Youngkin Councilor Janet Kelly, who led a similar initiative this year aimed at ending the practice of foster children sleeping in government offices and other inappropriate places, will lead the new task force, which will include other officials involved in the mental health system. .
Since 2014, TDO admissions to public hospitals have increased, with a status report compared to last June, with an increase of 389% between fiscal years 2013 and 2019.

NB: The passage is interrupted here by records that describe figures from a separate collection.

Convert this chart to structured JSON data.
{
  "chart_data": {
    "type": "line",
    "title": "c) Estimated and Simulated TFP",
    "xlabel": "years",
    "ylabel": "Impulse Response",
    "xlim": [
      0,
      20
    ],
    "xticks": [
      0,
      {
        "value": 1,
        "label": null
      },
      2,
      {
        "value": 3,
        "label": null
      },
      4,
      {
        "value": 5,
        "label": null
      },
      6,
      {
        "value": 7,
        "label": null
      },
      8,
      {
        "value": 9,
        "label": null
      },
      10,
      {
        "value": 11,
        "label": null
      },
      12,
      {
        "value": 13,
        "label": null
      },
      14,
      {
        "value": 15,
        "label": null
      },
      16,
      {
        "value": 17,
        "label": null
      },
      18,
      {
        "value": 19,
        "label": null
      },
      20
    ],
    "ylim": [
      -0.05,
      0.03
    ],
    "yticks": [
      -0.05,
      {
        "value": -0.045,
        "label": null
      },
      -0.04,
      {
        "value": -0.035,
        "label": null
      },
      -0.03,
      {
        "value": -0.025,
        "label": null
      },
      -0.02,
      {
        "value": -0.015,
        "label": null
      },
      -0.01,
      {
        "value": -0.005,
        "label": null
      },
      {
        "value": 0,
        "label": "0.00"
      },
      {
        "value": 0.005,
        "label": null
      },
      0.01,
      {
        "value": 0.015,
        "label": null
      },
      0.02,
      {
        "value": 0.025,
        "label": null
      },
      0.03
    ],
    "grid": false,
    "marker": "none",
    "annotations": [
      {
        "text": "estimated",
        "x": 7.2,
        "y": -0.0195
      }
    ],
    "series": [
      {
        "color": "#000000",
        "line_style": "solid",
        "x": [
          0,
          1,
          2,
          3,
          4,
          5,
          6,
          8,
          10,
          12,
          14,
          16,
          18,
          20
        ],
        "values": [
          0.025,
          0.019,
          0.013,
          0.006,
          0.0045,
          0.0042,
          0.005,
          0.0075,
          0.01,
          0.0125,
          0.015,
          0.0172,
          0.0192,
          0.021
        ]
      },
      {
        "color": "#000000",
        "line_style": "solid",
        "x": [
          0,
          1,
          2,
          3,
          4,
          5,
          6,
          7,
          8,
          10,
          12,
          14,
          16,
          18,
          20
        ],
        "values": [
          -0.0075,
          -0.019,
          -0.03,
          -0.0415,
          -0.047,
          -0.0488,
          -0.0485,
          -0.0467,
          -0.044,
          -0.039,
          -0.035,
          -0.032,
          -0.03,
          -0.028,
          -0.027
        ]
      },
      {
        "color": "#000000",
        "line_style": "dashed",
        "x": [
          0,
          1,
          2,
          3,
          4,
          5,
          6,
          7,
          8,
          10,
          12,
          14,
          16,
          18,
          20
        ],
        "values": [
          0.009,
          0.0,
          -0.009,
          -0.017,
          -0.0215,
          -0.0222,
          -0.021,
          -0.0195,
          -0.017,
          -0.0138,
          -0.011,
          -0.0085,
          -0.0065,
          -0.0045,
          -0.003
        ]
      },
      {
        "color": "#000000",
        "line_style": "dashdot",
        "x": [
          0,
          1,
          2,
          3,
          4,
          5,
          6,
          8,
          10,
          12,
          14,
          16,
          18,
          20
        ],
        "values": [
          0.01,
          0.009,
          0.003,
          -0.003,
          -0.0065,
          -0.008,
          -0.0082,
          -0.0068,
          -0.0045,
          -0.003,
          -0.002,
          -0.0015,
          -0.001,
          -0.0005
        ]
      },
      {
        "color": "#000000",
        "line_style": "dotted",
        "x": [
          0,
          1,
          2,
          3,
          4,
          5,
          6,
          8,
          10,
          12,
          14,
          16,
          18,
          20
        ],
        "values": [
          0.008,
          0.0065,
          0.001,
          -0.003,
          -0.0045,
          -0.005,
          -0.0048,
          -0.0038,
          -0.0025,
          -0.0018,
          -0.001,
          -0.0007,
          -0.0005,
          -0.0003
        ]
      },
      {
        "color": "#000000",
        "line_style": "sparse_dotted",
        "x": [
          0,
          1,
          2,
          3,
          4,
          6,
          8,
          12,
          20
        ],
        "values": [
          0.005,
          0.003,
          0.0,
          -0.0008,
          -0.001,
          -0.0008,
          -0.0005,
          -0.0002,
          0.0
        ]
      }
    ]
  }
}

This report concluded that these increases were “specifically linked” to the 2014 bed of last resort law proposed by Sen. Creigh Deeds, D-Bath, after his son Gus stabbed Deeds and then killed himself during a seizure. of mental health. State officials had been unable to find Gus Deeds a mental bed.
Under the Beds of Last Resort Act, public hospitals are required to admit patients undergoing DOT after eight hours if a bed cannot be found at another hospital.
In the wake of the legislation, limited bed capacity and staffing shortages have led to large backlogs at public facilities, with DOT patients waiting an average of 43.2 hours for a public bed over the past fiscal year. During this period, the share of ODT admissions from private hospitals also dropped, from 91% of all ODT admissions in fiscal year 2015 to 76% in 2019.
The issues culminated in July 2021, when Alison Land, former commissioner of the Virginia Department of Behavioral Health and Developmental Services, closed five state psychiatric hospitals to new admissionsciting labor shortages which have created an “unsafe environment where staff and patients are at increasing risk of physical injury”.
“The challenges facing public hospitals are now an immediate crisis for two reasons: first, the level of dangerousness is unprecedented and second, recent admissions are occurring in an environment that is no longer adequately staffed,” said writes Land in a letter dated July 9, 2021.
Staffing has been sustainable problem in state hospitals, with shortages only exacerbated by the pandemic. In May, Littel told the Joint Committee of the General Assembly on Health Care that hospitals were “losing a lot of people at Chick-fil-A” and other companies offering better pay and less stress than positions in public establishments.
The General Assembly decided this summer to increase salaries of direct care staff by an average of 37% using millions of US Federal Dollars Rescue Plan Act. The push was consistent with a proposal from the Republican-controlled House of Delegates, but less than that presented by the Democratic-controlled Senate.
“The current TDO process has failed by not providing care to patients when they need it most,” the Youngkin administration said in Monday’s statement. “The process also contributes significantly to increased burnout in the health care workforce and the long hours put in by our law enforcement.”